Prólogo

1917


El tren entró en la estación de Whitney, Georgia, una triste tarde de noviembre. Las nubes descargaron, y las primeras gotas de lluvia bombardearon la capota negra de un carruaje que esperaba con las cortinas negras de las ventanillas corridas. Cuando el tren se detenía, alguien levantó un poco una de las cortinillas y asomó un ojo por la rendija.

– Ya ha llegado -susurró una voz de mujer-. ¡Ve!

La portezuela se abrió y salió un hombre; como el carruaje, iba de negro: negros eran el traje, los zapatos y el sombrero de ala plana, que llevaba completamente recto. Sin mirar previamente a ambos lados, avanzó con decisión hacia el estribo del vagón, donde apareció una joven con un bebé en brazos.

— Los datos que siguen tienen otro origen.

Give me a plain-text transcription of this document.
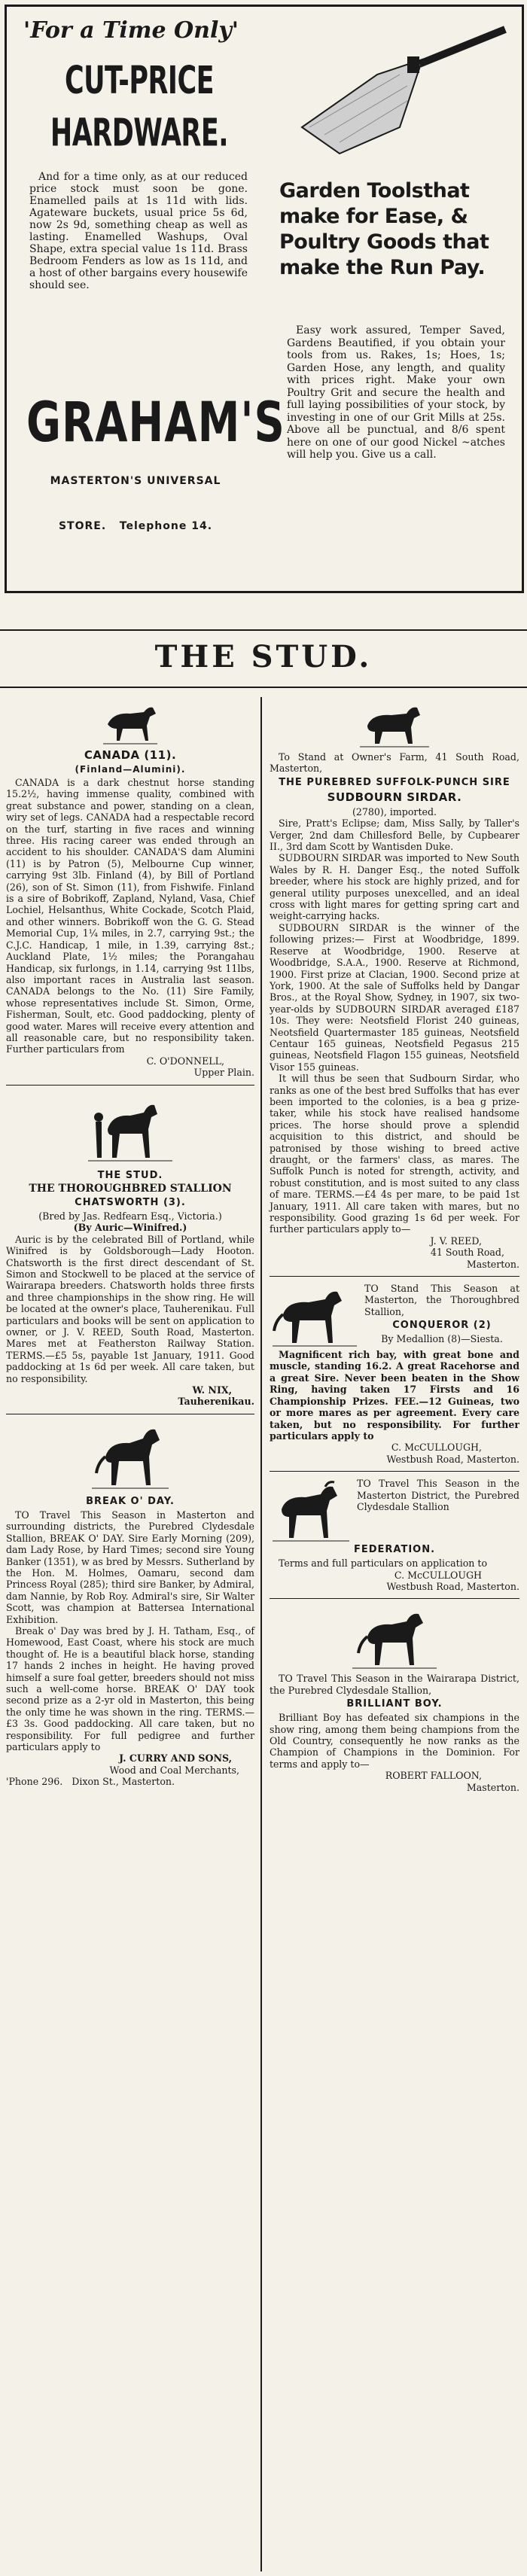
'For a Time Only'
CUT-PRICE HARDWARE.

And for a time only, as at our reduced price stock must soon be gone. Enamelled pails at 1s 11d with lids. Agateware buckets, usual price 5s 6d, now 2s 9d, something cheap as well as lasting. Enamelled Washups, Oval Shape, extra special value 1s 11d. Brass Bedroom Fenders as low as 1s 11d, and a host of other bargains every housewife should see.

Garden Toolsthat make for Ease, & Poultry Goods that make the Run Pay.
GRAHAM'S
MASTERTON'S UNIVERSAL
STORE.   Telephone 14.

Easy work assured, Temper Saved, Gardens Beautified, if you obtain your tools from us. Rakes, 1s; Hoes, 1s; Garden Hose, any length, and quality with prices right. Make your own Poultry Grit and secure the health and full laying possibilities of your stock, by investing in one of our Grit Mills at 25s. Above all be punctual, and 8/6 spent here on one of our good Nickel ~atches will help you. Give us a call.

THE STUD.
CANADA (11).
(Finland—Alumini).

CANADA is a dark chestnut horse standing 15.2½, having immense quality, combined with great substance and power, standing on a clean, wiry set of legs. CANADA had a respectable record on the turf, starting in five races and winning three. His racing career was ended through an accident to his shoulder. CANADA'S dam Alumini (11) is by Patron (5), Melbourne Cup winner, carrying 9st 3lb. Finland (4), by Bill of Portland (26), son of St. Simon (11), from Fishwife. Finland is a sire of Bobrikoff, Zapland, Nyland, Vasa, Chief Lochiel, Helsanthus, White Cockade, Scotch Plaid, and other winners. Bobrikoff won the G. G. Stead Memorial Cup, 1¼ miles, in 2.7, carrying 9st.; the C.J.C. Handicap, 1 mile, in 1.39, carrying 8st.; Auckland Plate, 1½ miles; the Porangahau Handicap, six furlongs, in 1.14, carrying 9st 11lbs, also important races in Australia last season. CANADA belongs to the No. (11) Sire Family, whose representatives include St. Simon, Orme, Fisherman, Soult, etc. Good paddocking, plenty of good water. Mares will receive every attention and all reasonable care, but no responsibility taken. Further particulars from

C. O'DONNELL,

Upper Plain.

THE STUD.

THE THOROUGHBRED STALLION

CHATSWORTH (3).

(Bred by Jas. Redfearn Esq., Victoria.)

(By Auric—Winifred.)

Auric is by the celebrated Bill of Portland, while Winifred is by Goldsborough—Lady Hooton. Chatsworth is the first direct descendant of St. Simon and Stockwell to be placed at the service of Wairarapa breeders. Chatsworth holds three firsts and three championships in the show ring. He will be located at the owner's place, Tauherenikau. Full particulars and books will be sent on application to owner, or J. V. REED, South Road, Masterton. Mares met at Featherston Railway Station. TERMS.—£5 5s, payable 1st January, 1911. Good paddocking at 1s 6d per week. All care taken, but no responsibility.

W. NIX,

Tauherenikau.

BREAK O' DAY.

TO Travel This Season in Masterton and surrounding districts, the Purebred Clydesdale Stallion, BREAK O' DAY. Sire Early Morning (209), dam Lady Rose, by Hard Times; second sire Young Banker (1351), w as bred by Messrs. Sutherland by the Hon. M. Holmes, Oamaru, second dam Princess Royal (285); third sire Banker, by Admiral, dam Nannie, by Rob Roy. Admiral's sire, Sir Walter Scott, was champion at Battersea International Exhibition.

Break o' Day was bred by J. H. Tatham, Esq., of Homewood, East Coast, where his stock are much thought of. He is a beautiful black horse, standing 17 hands 2 inches in height. He having proved himself a sure foal getter, breeders should not miss such a well-come horse. BREAK O' DAY took second prize as a 2-yr old in Masterton, this being the only time he was shown in the ring. TERMS.—£3 3s. Good paddocking. All care taken, but no responsibility. For full pedigree and further particulars apply to

J. CURRY AND SONS,

Wood and Coal Merchants,

'Phone 296.   Dixon St., Masterton.

To Stand at Owner's Farm, 41 South Road, Masterton,

THE PUREBRED SUFFOLK-PUNCH SIRE
SUDBOURN SIRDAR.

(2780), imported.

Sire, Pratt's Eclipse; dam, Miss Sally, by Taller's Verger, 2nd dam Chillesford Belle, by Cupbearer II., 3rd dam Scott by Wantisden Duke.

SUDBOURN SIRDAR was imported to New South Wales by R. H. Danger Esq., the noted Suffolk breeder, where his stock are highly prized, and for general utility purposes unexcelled, and an ideal cross with light mares for getting spring cart and weight-carrying hacks.

SUDBOURN SIRDAR is the winner of the following prizes:— First at Woodbridge, 1899. Reserve at Woodbridge, 1900. Reserve at Woodbridge, S.A.A., 1900. Reserve at Richmond, 1900. First prize at Clacian, 1900. Second prize at York, 1900. At the sale of Suffolks held by Dangar Bros., at the Royal Show, Sydney, in 1907, six two-year-olds by SUDBOURN SIRDAR averaged £187 10s. They were: Neotsfield Florist 240 guineas, Neotsfield Quartermaster 185 guineas, Neotsfield Centaur 165 guineas, Neotsfield Pegasus 215 guineas, Neotsfield Flagon 155 guineas, Neotsfield Visor 155 guineas.

It will thus be seen that Sudbourn Sirdar, who ranks as one of the best bred Suffolks that has ever been imported to the colonies, is a bea g prize-taker, while his stock have realised handsome prices. The horse should prove a splendid acquisition to this district, and should be patronised by those wishing to breed active draught, or the farmers' class, as mares. The Suffolk Punch is noted for strength, activity, and robust constitution, and is most suited to any class of mare. TERMS.—£4 4s per mare, to be paid 1st January, 1911. All care taken with mares, but no responsibility. Good grazing 1s 6d per week. For further particulars apply to—

J. V. REED,

41 South Road,

Masterton.

TO Stand This Season at Masterton, the Thoroughbred Stallion,

CONQUEROR (2)

By Medallion (8)—Siesta.

Magnificent rich bay, with great bone and muscle, standing 16.2. A great Racehorse and a great Sire. Never been beaten in the Show Ring, having taken 17 Firsts and 16 Championship Prizes. FEE.—12 Guineas, two or more mares as per agreement. Every care taken, but no responsibility. For further particulars apply to

C. McCULLOUGH,

Westbush Road, Masterton.

TO Travel This Season in the Masterton District, the Purebred Clydesdale Stallion

FEDERATION.

Terms and full particulars on application to

C. McCULLOUGH

Westbush Road, Masterton.

TO Travel This Season in the Wairarapa District, the Purebred Clydesdale Stallion,

BRILLIANT BOY.

Brilliant Boy has defeated six champions in the show ring, among them being champions from the Old Country, consequently he now ranks as the Champion of Champions in the Dominion. For terms and apply to—

ROBERT FALLOON,

Masterton.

– Hola, papá -dijo la muchacha con una sonrisa tímida.

– Ven conmigo y trae a tu bastardo. -La sujetó con brusquedad por un codo y la condujo hacia el carruaje sin mirarlos a ella ni al bebé.

La portezuela se abrió de golpe en cuanto llegaron junto a ella. La joven se echó hacia atrás y atrajo al bebé hacia su hombro para protegerlo. Sus ojos color avellana se encontraron con los verdes que la miraban con dureza, enmarcados por un sombrero negro y un vestido de luto.

– Mamá…

– ¡Sube!

– Mamá, yo…

– ¡Sube antes de que todo el pueblo vea nuestra vergüenza!

El hombre dio un empujoncito a su hija, que entró tropezando en el carruaje, sin apenas ver nada entre las lágrimas. Luego, la siguió rápidamente y empuñó las riendas, que llegaban al interior del vehículo por una abertura que sólo dejaba pasar un rayo de luz velada.

– Date prisa, Albert -ordenó la mujer, rígida como una lápida, con la vista fija frente a sí.

El hombre puso los caballos al trote.

– Es una niña, mamá. ¿No quieres verla?

– ¿Verla? -La mujer frunció la boca sin dejar de mirar hacia delante-. Tendré que hacerlo el resto de mi vida mientras el fruto de tu pecado es el centro de todas las habladurías, ¿no?

La joven estrechó a la niña con más fuerza entre sus brazos. La pequeña gimoteó y se echó definitivamente a llorar a todo pulmón cuando se oyó un trueno enorme.

– ¡Haz que se calle!

– Se llama Eleanor, mamá, y…

– ¡Haz que se calle antes de que la oiga todo el mundo!

Pero la niña berreó desde que salieron de la estación, y siguió haciéndolo mientras recorrían la plaza y la calle principal que conducía hacia el extremo sur del pueblo, y también mientras pasaban ante una hilera de casas y llegaban a una rodeada por una valla de madera, hasta cuya entrada crecían las maravillas. El carruaje entró, cruzó el gran jardín delantero y se detuvo cerca de la puerta trasera. La mujer vestida de negro llevó dentro a la madre y a la hija, e inmediatamente bajó el estor verde oscuro de una ventana, y luego otro y otro más, hasta que todas las ventanas de la casa estuvieron tapadas.

La joven madre nunca volvió a salir de la casa, ni nadie volvió a subir jamás los estores.